I’ve had this conversation before, but I think especially for those of us with more than one or two children, those of us who consider ourselves home educators or homemakers as well as stay-at-home mothers, sooner or later we are going to have to confront the incompatibility between upper-middle-class, full-time helicopter parenting and a sort of older model of mothering. It’s just logistically impossible to have an eye on all the kids, all the time, when there are three or five or six of them, when one of them needs a reading lesson, when you’re pregnant and need a nap yourself. In the same NPR interview, Brooks observes this disparity, noting, “I think that the expectation on parents has changed from giving your children shelter, and love, and support, and guidance, to this idea that observation and structure and sort of watching them all the time — that that’s what a good parent does.”
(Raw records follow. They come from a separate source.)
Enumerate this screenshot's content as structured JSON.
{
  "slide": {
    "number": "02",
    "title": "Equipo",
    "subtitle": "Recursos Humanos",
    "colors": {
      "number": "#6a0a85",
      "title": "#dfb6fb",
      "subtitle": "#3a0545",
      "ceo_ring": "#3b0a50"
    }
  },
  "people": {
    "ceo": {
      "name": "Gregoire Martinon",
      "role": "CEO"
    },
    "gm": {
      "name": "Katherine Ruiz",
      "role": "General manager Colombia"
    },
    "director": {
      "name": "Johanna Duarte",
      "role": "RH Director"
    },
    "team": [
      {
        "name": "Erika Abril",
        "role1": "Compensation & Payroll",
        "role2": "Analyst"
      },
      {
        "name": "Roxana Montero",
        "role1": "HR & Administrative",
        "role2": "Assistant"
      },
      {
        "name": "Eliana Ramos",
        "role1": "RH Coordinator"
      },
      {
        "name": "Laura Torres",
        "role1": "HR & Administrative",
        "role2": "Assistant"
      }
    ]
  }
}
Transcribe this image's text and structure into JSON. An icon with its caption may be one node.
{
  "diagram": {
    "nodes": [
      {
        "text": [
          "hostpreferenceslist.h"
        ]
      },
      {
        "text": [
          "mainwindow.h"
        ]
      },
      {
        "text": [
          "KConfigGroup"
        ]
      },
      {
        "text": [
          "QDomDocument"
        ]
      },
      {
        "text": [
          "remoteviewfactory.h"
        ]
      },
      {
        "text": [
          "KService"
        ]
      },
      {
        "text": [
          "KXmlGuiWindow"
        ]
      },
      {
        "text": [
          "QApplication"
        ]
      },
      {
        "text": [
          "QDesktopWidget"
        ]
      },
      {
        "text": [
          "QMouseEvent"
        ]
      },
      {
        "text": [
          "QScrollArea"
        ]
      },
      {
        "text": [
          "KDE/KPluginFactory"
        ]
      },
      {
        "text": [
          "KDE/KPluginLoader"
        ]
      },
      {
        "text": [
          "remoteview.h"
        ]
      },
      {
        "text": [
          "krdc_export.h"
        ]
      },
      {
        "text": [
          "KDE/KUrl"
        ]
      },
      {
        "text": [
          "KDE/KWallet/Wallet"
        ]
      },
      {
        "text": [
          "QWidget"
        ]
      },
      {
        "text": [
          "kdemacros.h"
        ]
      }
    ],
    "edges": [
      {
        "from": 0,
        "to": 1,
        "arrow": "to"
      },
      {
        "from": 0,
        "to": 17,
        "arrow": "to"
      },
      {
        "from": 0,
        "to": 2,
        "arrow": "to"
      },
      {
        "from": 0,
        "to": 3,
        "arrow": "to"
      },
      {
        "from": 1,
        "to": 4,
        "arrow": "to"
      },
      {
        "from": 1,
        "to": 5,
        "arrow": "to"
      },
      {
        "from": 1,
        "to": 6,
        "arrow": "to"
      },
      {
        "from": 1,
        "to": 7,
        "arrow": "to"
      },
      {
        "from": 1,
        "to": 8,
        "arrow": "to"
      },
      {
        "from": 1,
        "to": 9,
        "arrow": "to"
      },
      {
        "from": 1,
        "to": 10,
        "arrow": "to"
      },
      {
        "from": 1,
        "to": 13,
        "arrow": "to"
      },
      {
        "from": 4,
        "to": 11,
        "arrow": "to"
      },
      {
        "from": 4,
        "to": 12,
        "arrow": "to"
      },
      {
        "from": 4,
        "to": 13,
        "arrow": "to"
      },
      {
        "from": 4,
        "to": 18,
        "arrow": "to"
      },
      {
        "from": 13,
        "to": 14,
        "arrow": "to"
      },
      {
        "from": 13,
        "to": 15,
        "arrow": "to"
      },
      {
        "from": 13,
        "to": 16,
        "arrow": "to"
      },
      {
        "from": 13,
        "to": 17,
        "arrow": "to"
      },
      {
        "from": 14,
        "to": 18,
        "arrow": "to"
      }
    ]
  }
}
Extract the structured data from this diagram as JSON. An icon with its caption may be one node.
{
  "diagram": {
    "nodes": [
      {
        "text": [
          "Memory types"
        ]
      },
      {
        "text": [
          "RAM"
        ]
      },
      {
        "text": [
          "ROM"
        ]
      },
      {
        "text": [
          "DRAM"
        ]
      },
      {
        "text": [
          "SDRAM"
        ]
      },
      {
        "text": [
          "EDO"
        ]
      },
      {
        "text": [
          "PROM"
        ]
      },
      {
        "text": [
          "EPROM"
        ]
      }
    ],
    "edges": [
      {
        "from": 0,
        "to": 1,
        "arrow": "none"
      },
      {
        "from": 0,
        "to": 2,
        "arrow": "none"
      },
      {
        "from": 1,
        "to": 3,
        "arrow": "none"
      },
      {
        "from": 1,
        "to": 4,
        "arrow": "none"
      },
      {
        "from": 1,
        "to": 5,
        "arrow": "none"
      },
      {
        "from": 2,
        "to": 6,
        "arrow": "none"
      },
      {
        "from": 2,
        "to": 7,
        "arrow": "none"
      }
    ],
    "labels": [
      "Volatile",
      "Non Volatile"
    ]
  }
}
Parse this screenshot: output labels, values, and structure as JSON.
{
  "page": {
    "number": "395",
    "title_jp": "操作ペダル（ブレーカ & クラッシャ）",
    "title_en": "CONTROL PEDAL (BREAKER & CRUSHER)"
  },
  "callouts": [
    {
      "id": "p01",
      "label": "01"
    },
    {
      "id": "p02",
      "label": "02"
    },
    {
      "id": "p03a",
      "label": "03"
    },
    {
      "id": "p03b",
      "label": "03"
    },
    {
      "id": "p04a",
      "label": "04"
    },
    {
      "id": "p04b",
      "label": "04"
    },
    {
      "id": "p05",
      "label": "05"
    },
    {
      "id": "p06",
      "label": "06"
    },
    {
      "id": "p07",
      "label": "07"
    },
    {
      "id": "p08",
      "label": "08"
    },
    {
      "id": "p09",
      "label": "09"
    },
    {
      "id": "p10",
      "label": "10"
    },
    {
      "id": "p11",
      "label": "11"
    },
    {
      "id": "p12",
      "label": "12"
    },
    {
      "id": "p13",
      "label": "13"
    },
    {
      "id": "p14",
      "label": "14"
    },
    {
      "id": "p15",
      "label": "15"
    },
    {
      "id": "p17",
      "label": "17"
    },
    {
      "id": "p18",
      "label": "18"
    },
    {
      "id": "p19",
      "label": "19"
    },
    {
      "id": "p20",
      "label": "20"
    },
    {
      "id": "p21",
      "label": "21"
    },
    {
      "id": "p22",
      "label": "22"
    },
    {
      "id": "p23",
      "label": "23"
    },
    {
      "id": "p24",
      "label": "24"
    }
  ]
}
We all know what she’s talking about. Even my most excellent mother, she of the Elizabeth Smart fears, let me do things that aren’t always kosher today: to haunt the treehouse out of her line of sight at 5 or 6, to wander the woods a block up the street at 10 or so, to walk to the bus stop in pitch dark as a 90-pound high schooler. She did not interfere with the useless and messy things I created from glue and trash, nor did she monitor my reading more than to let me summarize it in mind-numbing detail to her. And how much more of the world was open to children of her generation!
So, here are a list of things I ( am trying to) fear more than child abduction or my kid getting run over by a car:
- One of my kids having a panic attack at college because she can’t handle the unfamiliar weight of responsibility.
- One of my kids developing diabetes because I never let them play outside unsupervised
- One of my kids being the kind of middle schooler who sheds friends even faster than outgrown shoes because she can’t negotiate disagreements without a parent stepping in.
- One of my kids slipping into a spiral of depression when she doesn’t get the job/college acceptance/team slot because I’ve protected her from small failures so that she’s never developed resilience.
- One of my kids dying in an equally improbable natural disaster because he has no sense of independence to fall back on.
And I’m trying to take heart. To remember that many of the mothers I admire have slightly older self-sufficient children who manage independence and responsibilities beautifully, but that maybe that transition was not easy or automatic for my friends. To plot out the steps between a babyhood snuggled against my chest and a childhood of wonder and freedom and security and adventure, knowing that with my personality and my cultural milieu, such a transformation isn’t inevitable. To refuse to judge the mother of the twelve-year-old at the library (WAIT, IS HE TEN?!) as he gets onto his bike and pedals off by himself alone, even if I think to myself: well, at least he’s wearing a helmet.